Running Jobs
The commands section explains in more detail each of the possible commands that can be used in a brief and schematic way. Here are some of the ways of working with SLURM.
Submit to queues
A job is the execution unit for Slurm. A job is defined by a text file containing a set of directives describing the job's requirements and the commands to execute.
The method for submitting jobs is to use the Slurm sbatch directives directly.
For more information: SLURM Docs
man sbatch
man srun
man salloc
Launch queues
To submit jobs to queues, Slurm's 'sbatch' directives must be used, for example:
Submit a job:
[ user@hpc ~]$ sbatch {job_script} 
Show all submitted jobs:
[ user@hpc ~]$ squeue
Cancel the execution of a job:
[ user@hpc ~]$ scancel {job_id}
Load Modules
The python (pip) packages are installed within an anaconda environment.

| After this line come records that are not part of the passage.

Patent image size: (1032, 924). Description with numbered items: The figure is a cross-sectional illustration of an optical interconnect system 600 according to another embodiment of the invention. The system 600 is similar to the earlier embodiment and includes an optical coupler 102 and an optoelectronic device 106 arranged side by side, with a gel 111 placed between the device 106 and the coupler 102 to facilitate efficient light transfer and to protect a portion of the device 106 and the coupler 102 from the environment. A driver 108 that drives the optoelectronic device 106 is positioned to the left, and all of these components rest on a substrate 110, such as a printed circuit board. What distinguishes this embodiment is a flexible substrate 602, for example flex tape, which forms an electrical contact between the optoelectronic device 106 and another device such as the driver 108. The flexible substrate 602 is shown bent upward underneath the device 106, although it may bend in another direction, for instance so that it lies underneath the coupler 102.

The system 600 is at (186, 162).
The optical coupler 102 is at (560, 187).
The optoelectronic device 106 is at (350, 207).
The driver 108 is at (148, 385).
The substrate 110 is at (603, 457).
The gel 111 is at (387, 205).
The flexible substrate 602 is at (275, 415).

To enable them, just load the modulename stack:
[ user@hpc ~]$ module load modulename
Loading is integrated into the shell:
- In interactive use, the upload must be carried out every time a new session is started
- In batch use, the command can be placed after the lines #SBATCH, so that when launching the job the loading is carried out as one more step
SLURM
Types of work
Interactivity
- Interactive use
- Batch process
Parallelism
- Sequential / serial
- Parallel
It is recommended to start with the simplest (sequential) and complicate things based on successful tests.
Commands
| command | function | 
|---|---|
| srun | execute step (interactive) | 
| sbatch | job submission | 
| squeue | consult queue | 
| scancel | cancel job | 
Interactive sessions
By default, if I exit the HPC platform or the connection is dropped, the interactive session is interrupted (just like a simple ssh). It is recommended to use a terminal multiplexer such as screen or tmux
In each case, I adjust the resources I reserve (CPUs/cores, GPUs...)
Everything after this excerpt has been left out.